Her most recent novel, Glorious, is set against the backdrops of the Jim Crow South, the Harlem Renaissance, and the civil rights era. Blending the truth of American history with the fruits of Bernice L. McFadden’s rich imagination, this is the story of Easter Venetta Bartlett, a fictional Harlem Renaissance writer whose tumultuous path to success, ruin, and revival offers a candid portrait of the American experience in all its beauty and cruelty. Glorious is ultimately an audacious exploration into the nature of self-hatred, love, possession, ego, betrayal, and, finally, redemption.

Her memoir, Firstborn Girls: A Memoir (March 2025) explores inherited trauma, family secrets, and the enduring bonds of love between mothers and daughters.

Bernice's Featured Titles

Firstborn Girls: A Memoir

Dutton |
Memoir

From award-winning author and creative writing professor at Tulane University comes an intimate and powerful memoir exploring inherited trauma, family secrets, and the enduring bonds of love between mothers and daughters.

On her second birthday in 1967, Bernice McFadden died in a car crash near Detroit, only to be resuscitated after her mother pulled her from the flaming wreckage. Firstborn Girls traces her remarkable life from that moment up to the publication of her first novel, Sugar.

Growing up in 1980s Brooklyn, Bernice finds solace in books, summer trips to Barbados, and boarding school to escape her alcoholic father. Discovering the works of Alice Walker and Toni Morrison, she finally sees herself and her loved ones reflected in their stories of “messy, beautiful, joyful Black people.”

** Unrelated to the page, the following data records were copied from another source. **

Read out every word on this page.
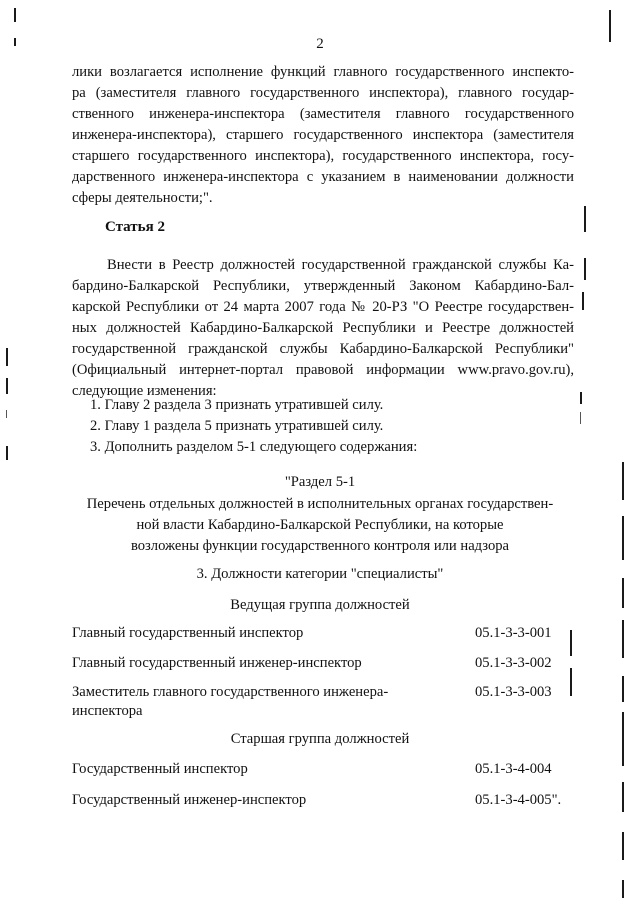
2
лики возлагается исполнение функций главного государственного инспекто-
ра (заместителя главного государственного инспектора), главного государ-
ственного инженера-инспектора (заместителя главного государственного
инженера-инспектора), старшего государственного инспектора (заместителя
старшего государственного инспектора), государственного инспектора, госу-
дарственного инженера-инспектора с указанием в наименовании должности
сферы деятельности;".
Статья 2
Внести в Реестр должностей государственной гражданской службы Ка-
бардино-Балкарской Республики, утвержденный Законом Кабардино-Бал-
карской Республики от 24 марта 2007 года № 20-РЗ "О Реестре государствен-
ных должностей Кабардино-Балкарской Республики и Реестре должностей
государственной гражданской службы Кабардино-Балкарской Республики"
(Официальный интернет-портал правовой информации www.pravo.gov.ru),
следующие изменения:
1. Главу 2 раздела 3 признать утратившей силу.
2. Главу 1 раздела 5 признать утратившей силу.
3. Дополнить разделом 5-1 следующего содержания:
"Раздел 5-1
Перечень отдельных должностей в исполнительных органах государствен-
ной власти Кабардино-Балкарской Республики, на которые
возложены функции государственного контроля или надзора
3. Должности категории "специалисты"
Ведущая группа должностей
Главный государственный инспектор	05.1-3-3-001
Главный государственный инженер-инспектор	05.1-3-3-002
Заместитель главного государственного инженера-инспектора
05.1-3-3-003
Старшая группа должностей
Государственный инспектор	05.1-3-4-004
Государственный инженер-инспектор	05.1-3-4-005".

Interwoven with Bernice’s personal journey is her family’s history, beginning with her four-times enslaved great-grandmother Louisa Vicey Wilson in 1822 Hancock County, Georgia. Her descendants survived Reconstruction and Jim Crow, joined the Great Migration, and mourned Dr. King’s assassination during the Civil Rights Movement. These women’s wisdom, secrets, and fierce love are passed down like Louisa’s handmade quilt.

A memoir of many threads, Firstborn Girls is an extraordinarily moving portrait of a life shaped by family, history, and the drive to be something more.

Glorious

Akashic Books |
Fiction

The seeming inevitability of cruel fate juxtaposes the triumph of the spirit in this remarkably rich and powerful novel, Glorious. Bernice McFadden’s fully realized characters are complicated, imperfect beings, but if ever a character were worthy of love and honor, it is her Easter Bartlett. This very American story is fascinating; it is also heartbreaking, thought-provoking, and beautifully written.
–Binnie Kirshenbaum, author of The Scenic Route

Riveting…I am as impressed by its structural strength as by the searing and expertly imagined scenes.
–Toni Morrison, on The Warmest December

Glorious is set against the backdrops of the Jim Crow South, the Harlem Renaissance, and the civil rights era. Blending the truth of American history with the fruits of Bernice L. McFadden’s rich imagination, this is the story of Easter Venetta Bartlett, a fictional Harlem Renaissance writer whose tumultuous path to success, ruin, and revival offers a candid portrait of the American experience in all its beauty and cruelty.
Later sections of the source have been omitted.